Minutos después, ya dentro de su lujoso auto negro, con los vidrios polarizados y el aire acondicionado soplando con suavidad, Marcos D’Alessio se quedó inmóvil frente al volante. Afuera, el mundo seguía girando: autos pasaban, los bocinazos lejanos de la ciudad bullían, la gente iba y venía con prisa… pero él no. Él estaba suspendido en un instante que parecía tragárselo todo.
Apoyó la cabeza contra el respaldo de cuero, cerró los ojos y soltó el aire con fuerza. Su mandíbula se tensó. El pecho le dolía.
Tenía veintiséis años cuando firmó aquel contrato. No fue por amor, ni por deseo, ni siquiera por una decisión personal. Fue una presión disfrazada de deber.
Firmó sin haber visto nunca el rostro de la mujer que sería su esposa. Sin saber su nombre, su carácter, sus sueños. No le importaba.
Pero nunca quiso casarse. Nunca quiso compartir su apellido, su herencia, ni siquiera su sombra con alguien impuesto por un pacto entre adultos que ya no existían.
Y ahora, esa mujer había regresado. De pronto. Silenciosamente.
¿Quién era? ¿Cómo era? ¿Qué quería de él?
La sola idea de conocerla lo revolvía por dentro. Porque ella era la encarnación de todo lo que odió de aquel momento. La representación viva de una decisión que nunca sintió como suya. Una cicatriz abierta.
—Maldita sea… —susurró con los dientes apretados, y golpeó el volante con la palma de la mano.
La rabia se mezclaba con algo peor: una punzada de incertidumbre. ¿Y si ella no era como imaginó? ¿Y si conocerla alteraba todo?
Sacudió la cabeza. No. No quería nada con esa mujer. Ni cariño, ni alianza, ni pasado en común. Ella podía haber regresado, pero eso no significaba que tendría un lugar en su vida.
Apretó el volante con fuerza.

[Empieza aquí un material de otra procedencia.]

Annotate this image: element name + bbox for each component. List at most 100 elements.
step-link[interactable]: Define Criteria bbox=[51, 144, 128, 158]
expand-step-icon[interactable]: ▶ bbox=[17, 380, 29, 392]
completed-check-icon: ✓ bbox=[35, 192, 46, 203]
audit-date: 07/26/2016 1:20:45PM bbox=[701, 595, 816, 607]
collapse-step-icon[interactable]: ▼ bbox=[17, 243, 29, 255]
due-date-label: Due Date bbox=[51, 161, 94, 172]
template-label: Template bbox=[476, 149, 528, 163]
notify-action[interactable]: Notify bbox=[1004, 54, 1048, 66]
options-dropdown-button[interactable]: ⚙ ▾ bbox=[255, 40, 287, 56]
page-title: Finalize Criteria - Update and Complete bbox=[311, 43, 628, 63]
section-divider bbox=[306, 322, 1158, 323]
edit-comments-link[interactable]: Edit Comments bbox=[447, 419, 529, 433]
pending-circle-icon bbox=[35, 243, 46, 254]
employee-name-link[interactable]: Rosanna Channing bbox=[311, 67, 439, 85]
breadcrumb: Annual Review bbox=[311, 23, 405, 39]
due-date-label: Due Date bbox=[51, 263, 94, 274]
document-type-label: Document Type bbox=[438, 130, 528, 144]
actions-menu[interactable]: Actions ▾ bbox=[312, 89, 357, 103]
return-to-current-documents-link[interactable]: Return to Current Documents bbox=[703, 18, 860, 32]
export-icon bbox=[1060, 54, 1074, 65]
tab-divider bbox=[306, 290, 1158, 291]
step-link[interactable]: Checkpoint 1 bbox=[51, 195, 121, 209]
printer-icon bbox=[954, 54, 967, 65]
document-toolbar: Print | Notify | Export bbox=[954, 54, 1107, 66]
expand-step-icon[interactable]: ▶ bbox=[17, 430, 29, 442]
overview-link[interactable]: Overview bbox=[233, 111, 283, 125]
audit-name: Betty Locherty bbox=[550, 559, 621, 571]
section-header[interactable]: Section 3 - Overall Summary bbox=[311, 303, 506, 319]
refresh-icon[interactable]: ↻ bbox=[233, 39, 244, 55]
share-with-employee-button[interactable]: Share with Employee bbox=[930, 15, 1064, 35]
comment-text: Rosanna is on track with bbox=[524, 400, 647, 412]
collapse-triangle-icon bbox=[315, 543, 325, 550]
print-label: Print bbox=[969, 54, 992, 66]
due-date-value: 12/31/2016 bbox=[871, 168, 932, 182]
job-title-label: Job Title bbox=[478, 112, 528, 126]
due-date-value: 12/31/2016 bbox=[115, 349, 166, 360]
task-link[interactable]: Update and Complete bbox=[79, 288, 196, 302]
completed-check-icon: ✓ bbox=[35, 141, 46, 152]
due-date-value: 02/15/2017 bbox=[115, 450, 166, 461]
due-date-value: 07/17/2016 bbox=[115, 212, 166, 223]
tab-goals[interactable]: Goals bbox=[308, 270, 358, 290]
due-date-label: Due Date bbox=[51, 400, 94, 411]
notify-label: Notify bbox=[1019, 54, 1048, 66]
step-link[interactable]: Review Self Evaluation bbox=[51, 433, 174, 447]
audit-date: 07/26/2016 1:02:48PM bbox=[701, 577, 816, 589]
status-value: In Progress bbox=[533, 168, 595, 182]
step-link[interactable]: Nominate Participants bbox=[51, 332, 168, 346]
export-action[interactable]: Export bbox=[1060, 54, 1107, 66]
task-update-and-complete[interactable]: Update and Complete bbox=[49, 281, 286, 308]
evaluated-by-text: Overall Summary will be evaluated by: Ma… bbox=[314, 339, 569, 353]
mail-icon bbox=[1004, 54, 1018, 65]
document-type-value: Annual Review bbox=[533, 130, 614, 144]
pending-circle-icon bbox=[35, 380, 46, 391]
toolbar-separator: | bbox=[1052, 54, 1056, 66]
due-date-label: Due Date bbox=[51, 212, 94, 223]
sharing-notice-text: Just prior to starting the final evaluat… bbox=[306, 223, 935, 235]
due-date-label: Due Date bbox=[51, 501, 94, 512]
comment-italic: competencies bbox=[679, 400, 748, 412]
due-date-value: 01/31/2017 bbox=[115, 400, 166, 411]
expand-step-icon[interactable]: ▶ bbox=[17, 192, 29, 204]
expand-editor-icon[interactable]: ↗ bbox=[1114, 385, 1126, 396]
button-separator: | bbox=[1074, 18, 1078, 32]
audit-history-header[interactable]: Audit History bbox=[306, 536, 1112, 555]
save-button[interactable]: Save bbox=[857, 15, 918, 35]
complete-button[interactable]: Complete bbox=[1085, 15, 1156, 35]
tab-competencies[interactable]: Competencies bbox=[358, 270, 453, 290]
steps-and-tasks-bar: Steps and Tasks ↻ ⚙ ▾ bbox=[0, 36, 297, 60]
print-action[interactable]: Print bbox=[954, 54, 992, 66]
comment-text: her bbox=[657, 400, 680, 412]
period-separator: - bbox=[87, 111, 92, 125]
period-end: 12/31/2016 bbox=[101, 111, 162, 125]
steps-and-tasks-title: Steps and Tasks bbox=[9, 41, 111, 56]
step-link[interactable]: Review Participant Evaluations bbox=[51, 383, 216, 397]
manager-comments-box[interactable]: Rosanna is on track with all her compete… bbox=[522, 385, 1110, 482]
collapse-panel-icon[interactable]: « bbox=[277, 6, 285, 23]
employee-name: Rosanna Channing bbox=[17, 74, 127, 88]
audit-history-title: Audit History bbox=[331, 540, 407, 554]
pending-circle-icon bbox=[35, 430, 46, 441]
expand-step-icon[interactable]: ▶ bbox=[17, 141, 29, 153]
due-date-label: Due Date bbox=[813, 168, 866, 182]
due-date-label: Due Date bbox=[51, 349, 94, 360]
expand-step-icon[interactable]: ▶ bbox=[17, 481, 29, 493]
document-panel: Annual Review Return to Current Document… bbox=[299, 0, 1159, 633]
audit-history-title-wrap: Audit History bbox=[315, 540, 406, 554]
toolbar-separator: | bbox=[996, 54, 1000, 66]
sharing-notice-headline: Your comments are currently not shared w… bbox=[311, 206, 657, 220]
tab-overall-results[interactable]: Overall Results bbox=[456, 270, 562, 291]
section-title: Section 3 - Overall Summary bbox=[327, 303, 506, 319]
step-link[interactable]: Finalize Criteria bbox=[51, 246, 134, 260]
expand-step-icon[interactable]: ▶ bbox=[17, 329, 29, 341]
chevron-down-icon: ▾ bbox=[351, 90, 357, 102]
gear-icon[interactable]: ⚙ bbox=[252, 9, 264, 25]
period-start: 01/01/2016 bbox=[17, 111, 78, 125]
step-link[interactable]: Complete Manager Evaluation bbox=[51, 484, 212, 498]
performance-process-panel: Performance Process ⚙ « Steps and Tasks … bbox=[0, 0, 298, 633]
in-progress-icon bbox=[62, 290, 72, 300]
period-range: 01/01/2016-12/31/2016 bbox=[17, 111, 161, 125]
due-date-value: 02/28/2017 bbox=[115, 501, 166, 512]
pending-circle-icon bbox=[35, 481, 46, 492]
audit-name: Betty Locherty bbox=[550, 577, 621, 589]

La respiración se le aceleró.
Arrancó el coche con brusquedad, y aceleró como si pudiera dejar atrás el peso de su nombre, de su herencia, de su apellido y del pacto que había firmado.
Pero ni el rugido del motor, ni la velocidad, ni el asfalto zumbando bajo las ruedas fueron suficientes para callar la verdad que ahora comenzaba a despertarse:
había vivido todos estos años compartiendo un apellido... pero vacío por dentro.
Y por primera vez, el contrato que firmó por obligación…
empezaba a parecer una condena que él mismo selló.
Los días transcurrieron con una cadencia tensa, como si cada minuto se estirara de manera interminable dentro de la Mansión Echeverría. Victoria había dado órdenes precisas: que todo estuviera listo, que cada rincón brillara, que el ambiente hablara por sí solo.
Y así fue.
Esa noche, la mansión parecía sacada de una postal de revista de alta sociedad. La fachada resplandecía bajo las luces tenues del jardín, las fuentes cantaban un murmullo elegante y los ventanales reflejaban el interior decorado con una sobriedad exquisita: flores blancas frescas, candelabros antiguos y una mesa de roble pulido perfectamente dispuesta con vajilla de porcelana francesa.
En el gran comedor, Victoria se detuvo junto al ventanal. Su porte, firme como siempre, se suavizaba apenas por una expresión serena. Vestía un conjunto azul oscuro, sobrio pero distinguido, con un broche de esmeralda en la solapa izquierda. A su lado, Isabella Romano.
—¿Estás nerviosa? —preguntó Victoria sin apartar la vista de la entrada principal.
—No —dijo Isabella, aunque su respiración traicionaba el leve temblor de su interior.
Y sin embargo, se veía deslumbrante.
Llevaba un vestido de seda color vino profundo que resaltaba su piel clara. Su cabello castaño, recogido en un moño elegante, dejaba al descubierto su cuello y una gargantilla discreta de diamantes. Un maquillaje sutil acentuaba sus facciones finas y esa mirada serena que pocas veces mostraba lo que realmente pensaba.
Victoria la miró de reojo y asintió, satisfecha.
—Estás perfecta.
—¿Cree que vendrá? —preguntó Isabella, aunque ya conocía la respuesta.
—Vendrá. Puede llegar molesto, frío, incluso tarde… pero vendrá. Marcos honra los compromisos. Aunque le cuesten el alma —dijo Victoria con la voz baja, casi como un eco entre las paredes.